294. How To Be Awesome At Becoming Anti-Fragile

Today we are making a plan to become tougher and less fragile. 
Because it puts us in the drivers seat. When we take full accountability for things and we resist the urge to fall into mindless scrolling or just going with whatever everyone else is doing, we’re planning for the long game. 
Taking lots of small risks and trying new things and pushing yourself and getting uncomfortable - it’s all conditioning you to be tough for life. 
So you are mentally and physically strong when you need to me.  So when something hard is in front of you, you haven’t created this comfortable bubble that you live in that you just fall apart. 
I am on optimist to the extreme - so don’t take this as a negative - but just an honest observation - more and more people today are fragile and easily offended than ever before.
That’s not the life we are working to create here - so let’s design our plan for being completely anti-fragile. 
How do we get tougher and less fragile? 
First, let’s unpack, where we are at and how we got here.
Then, let’s make a plan to become anti-fragile. 

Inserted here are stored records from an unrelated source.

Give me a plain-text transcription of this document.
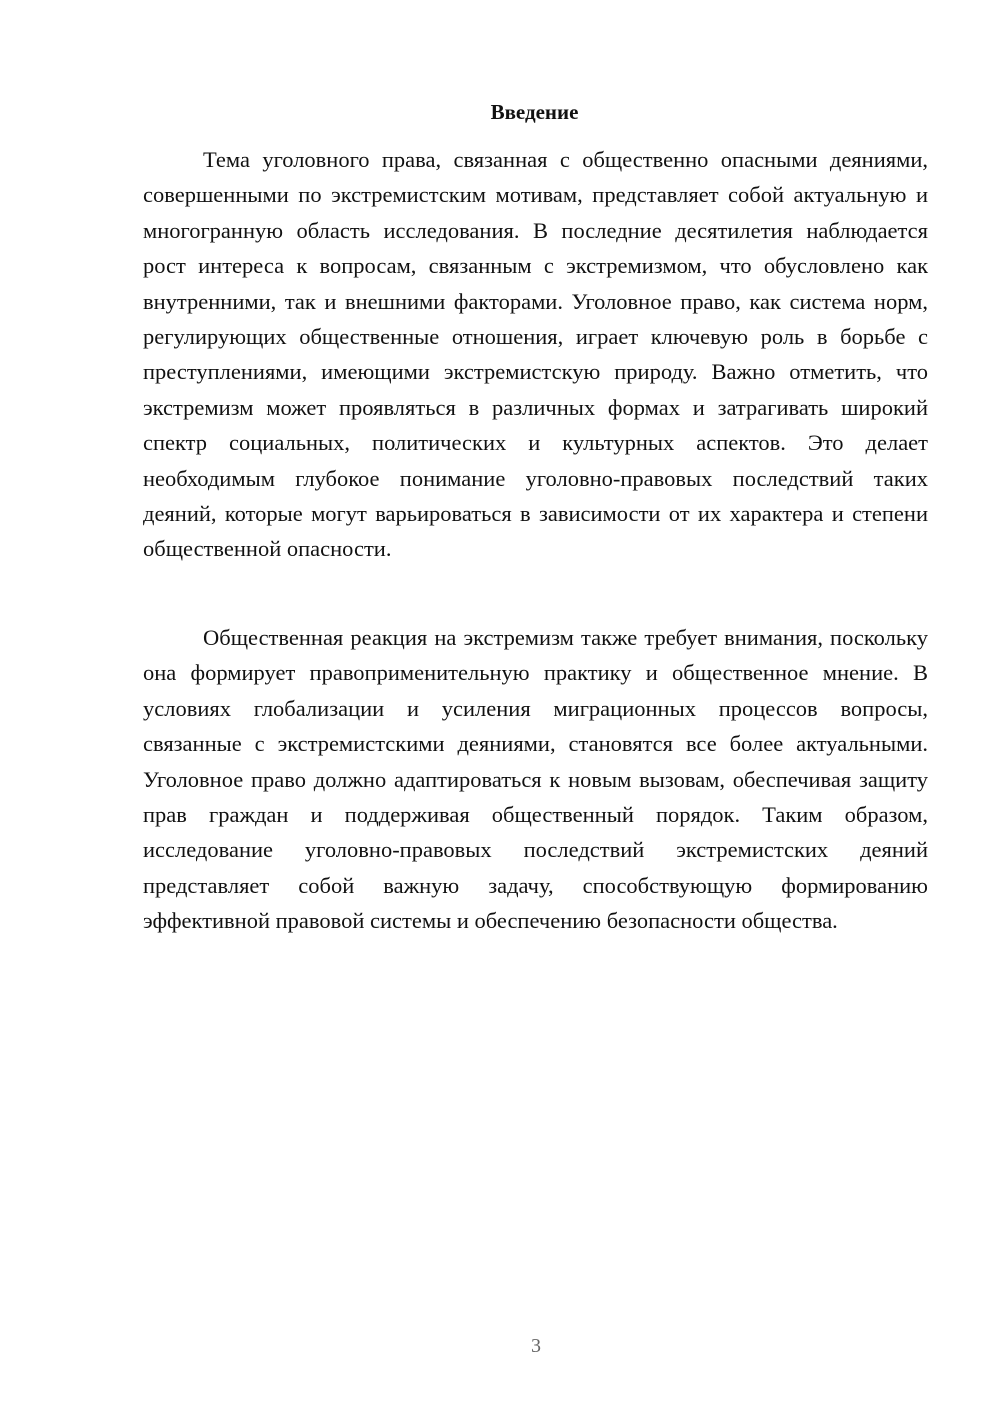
Введение

Тема уголовного права, связанная с общественно опасными деяниями, совершенными по экстремистским мотивам, представляет собой актуальную и многогранную область исследования. В последние десятилетия наблюдается рост интереса к вопросам, связанным с экстремизмом, что обусловлено как внутренними, так и внешними факторами. Уголовное право, как система норм, регулирующих общественные отношения, играет ключевую роль в борьбе с преступлениями, имеющими экстремистскую природу. Важно отметить, что экстремизм может проявляться в различных формах и затрагивать широкий спектр социальных, политических и культурных аспектов. Это делает необходимым глубокое понимание уголовно-правовых последствий таких деяний, которые могут варьироваться в зависимости от их характера и степени общественной опасности.

Общественная реакция на экстремизм также требует внимания, поскольку она формирует правоприменительную практику и общественное мнение. В условиях глобализации и усиления миграционных процессов вопросы, связанные с экстремистскими деяниями, становятся все более актуальными. Уголовное право должно адаптироваться к новым вызовам, обеспечивая защиту прав граждан и поддерживая общественный порядок. Таким образом, исследование уголовно-правовых последствий экстремистских деяний представляет собой важную задачу, способствующую формированию эффективной правовой системы и обеспечению безопасности общества.

3
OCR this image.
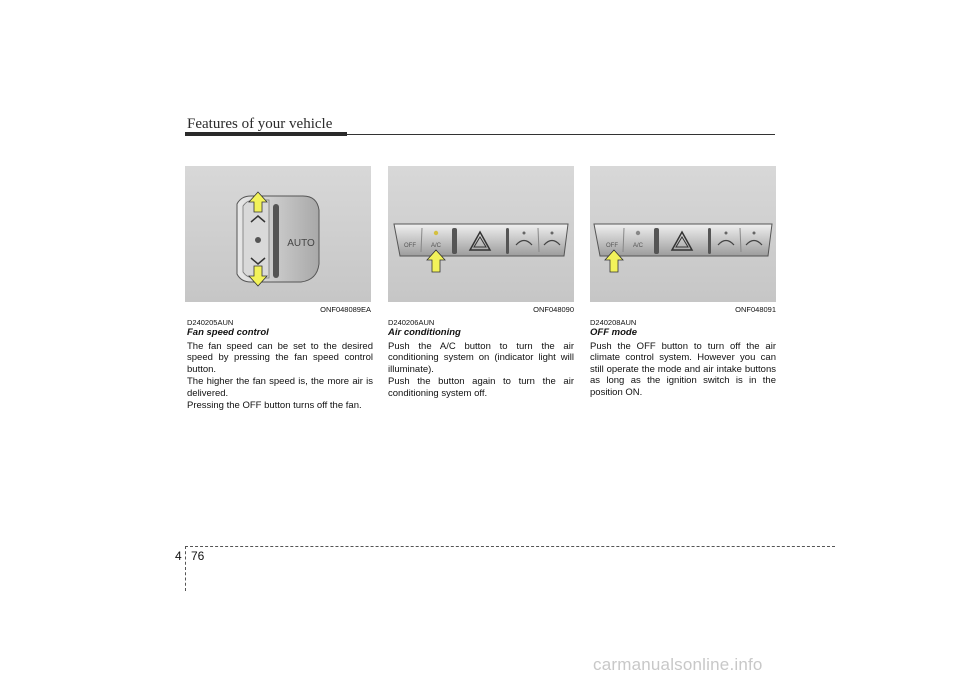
Features of your vehicle
AUTO
ONF048089EA
OFF A/C
ONF048090
OFF A/C
ONF048091
D240205AUN
Fan speed control

The fan speed can be set to the desired speed by pressing the fan speed control button.

The higher the fan speed is, the more air is delivered.

Pressing the OFF button turns off the fan.

D240206AUN
Air conditioning

Push the A/C button to turn the air conditioning system on (indicator light will illuminate).

Push the button again to turn the air conditioning system off.

D240208AUN
OFF mode

Push the OFF button to turn off the air climate control system. However you can still operate the mode and air intake buttons as long as the ignition switch is in the position ON.

4 76
carmanualsonline.info
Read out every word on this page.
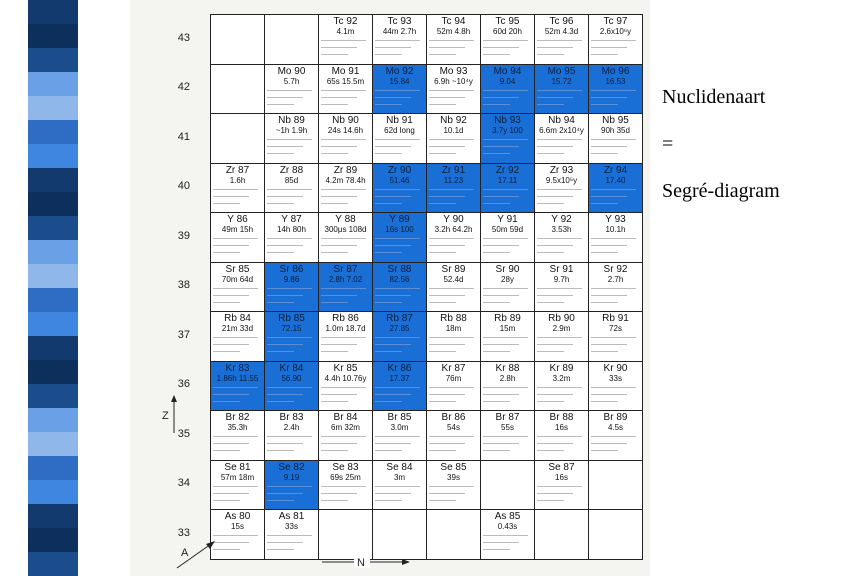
43
42
41
40
39
38
37
36
35
34
33
Tc 92
4.1m
Tc 93
44m 2.7h
Tc 94
52m 4.8h
Tc 95
60d 20h
Tc 96
52m 4.3d
Tc 97
2.6x10⁶y
Mo 90
5.7h
Mo 91
65s 15.5m
Mo 92
15.84
Mo 93
6.9h ~10⁴y
Mo 94
9.04
Mo 95
15.72
Mo 96
16.53
Nb 89
~1h 1.9h
Nb 90
24s 14.6h
Nb 91
62d long
Nb 92
10.1d
Nb 93
3.7y 100
Nb 94
6.6m 2x10⁴y
Nb 95
90h 35d
Zr 87
1.6h
Zr 88
85d
Zr 89
4.2m 78.4h
Zr 90
51.46
Zr 91
11.23
Zr 92
17.11
Zr 93
9.5x10⁵y
Zr 94
17.40
Y 86
49m 15h
Y 87
14h 80h
Y 88
300μs 108d
Y 89
16s 100
Y 90
3.2h 64.2h
Y 91
50m 59d
Y 92
3.53h
Y 93
10.1h
Sr 85
70m 64d
Sr 86
9.86
Sr 87
2.8h 7.02
Sr 88
82.56
Sr 89
52.4d
Sr 90
28y
Sr 91
9.7h
Sr 92
2.7h
Rb 84
21m 33d
Rb 85
72.15
Rb 86
1.0m 18.7d
Rb 87
27.85
Rb 88
18m
Rb 89
15m
Rb 90
2.9m
Rb 91
72s
Kr 83
1.86h 11.55
Kr 84
56.90
Kr 85
4.4h 10.76y
Kr 86
17.37
Kr 87
76m
Kr 88
2.8h
Kr 89
3.2m
Kr 90
33s
Br 82
35.3h
Br 83
2.4h
Br 84
6m 32m
Br 85
3.0m
Br 86
54s
Br 87
55s
Br 88
16s
Br 89
4.5s
Se 81
57m 18m
Se 82
9.19
Se 83
69s 25m
Se 84
3m
Se 85
39s
Se 87
16s
As 80
15s
As 81
33s
As 85
0.43s
Nuclidenaart
=
Segré-diagram
Z
N
A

I’m finishing up the the book The Coddling Of The American Mind and it’s SO interesting.

The authors explore why people are mentally weaker than they used to be and more emotionally fragile. 
A few key points that the authors make… 
In the last 15 years the public has become more emotionally fragile and young people in particular are less tolerant of any discomfort that comes their way. 
They talk about a few explanations that they have data to support that explain this… 
1. Rise in helicopter parenting
The assumption that parents need to watch their kids and protect them at all costs. 
2. Philosophy of safetyism 
The belief that anything that can cause pain or suffering is ultimately harmful in the long run and can even be tramatic. 
3. Lack of play 
The past few generations of kids have been so overloaded with schoolwork and extracurricular activities trying to get into a good high school and college that they haven’t had time to be kids, and it turns out that most mental and emotional development happens when they are playing. 
4. Social media 
Social comparison, fear of missing out, constant connectivity and validation seeing are always that social media makes us more emotionally fragile. 
JOE ROGAN says… 
The hardest thing that has ever happened to you is the hardest thing that has ever happened to you. 
It’s so easy to win right now because most people are special snowflakes.
Responses from social media: 
Everyone expects things at their fingertips with the Internet.
Over parenting… In the 90s we got sent outside all day.
Kids never have to struggle or just figure it out. Parents are too connected to kids. 
We are overstimulated with technology. Higher stimulation and emotions means faster to break down. 
Think we have more awareness and options more than ever to cater to comfort.
Overprotective parenting and limiting exposure to the “hard” in life.
The media telling us that everything our parents did was wrong.
Definitely the younger generation has a difficult time managing stress and pressure. 
Not as much adversity to face, we embrace differences more than different opinions.
Computers and less social interactions. 
Everyone gets a trophy. 
Lack of downtime in children. Too much screen time.
We know more dangers than our parents did. 
I blame the Internet.
Lack of basics In kids.
One thing we know for sure - we must be anti-fragile to thrive. 
So knowing all this, how do we become anti-fragile? 
Here’s the breakdown.. 
We need to do harder things! 
Embrace uncomfortable too! 
Book: Antifragile
Author Nassim Taleb
Thoughts from this book! 
  • Do hard things because adversities make you grow
  • Go through life as a flaneur
  • Adopt an anti fragile life philosophy 
  • Make a plan for yourself and then stick to it. 
  • Build in redundancy and layers (no single point of failure)
  • Resist the urge to suppress randomness
  • Make sure that you have your soul in the game
  • Experiment and tinker — take lots of small risks
  • Avoid risks that, if lost, would wipe you out completely
  • Don’t get consumed by data
  • Keep your options open
  • Focus more on avoiding things that don’t work than trying to find out what does work
  • Respect the old — look for habits and rules that have been around for a long time
 
#1 tip! Put tough people in your ears!! 

You have to be willing to look wrong/do the thing everyone else isn’t in the short term to look like a genius in the long term. 

 

As the old adage goes, when you do what everyone else does, don’t be surprised when you get the same results everyone else does.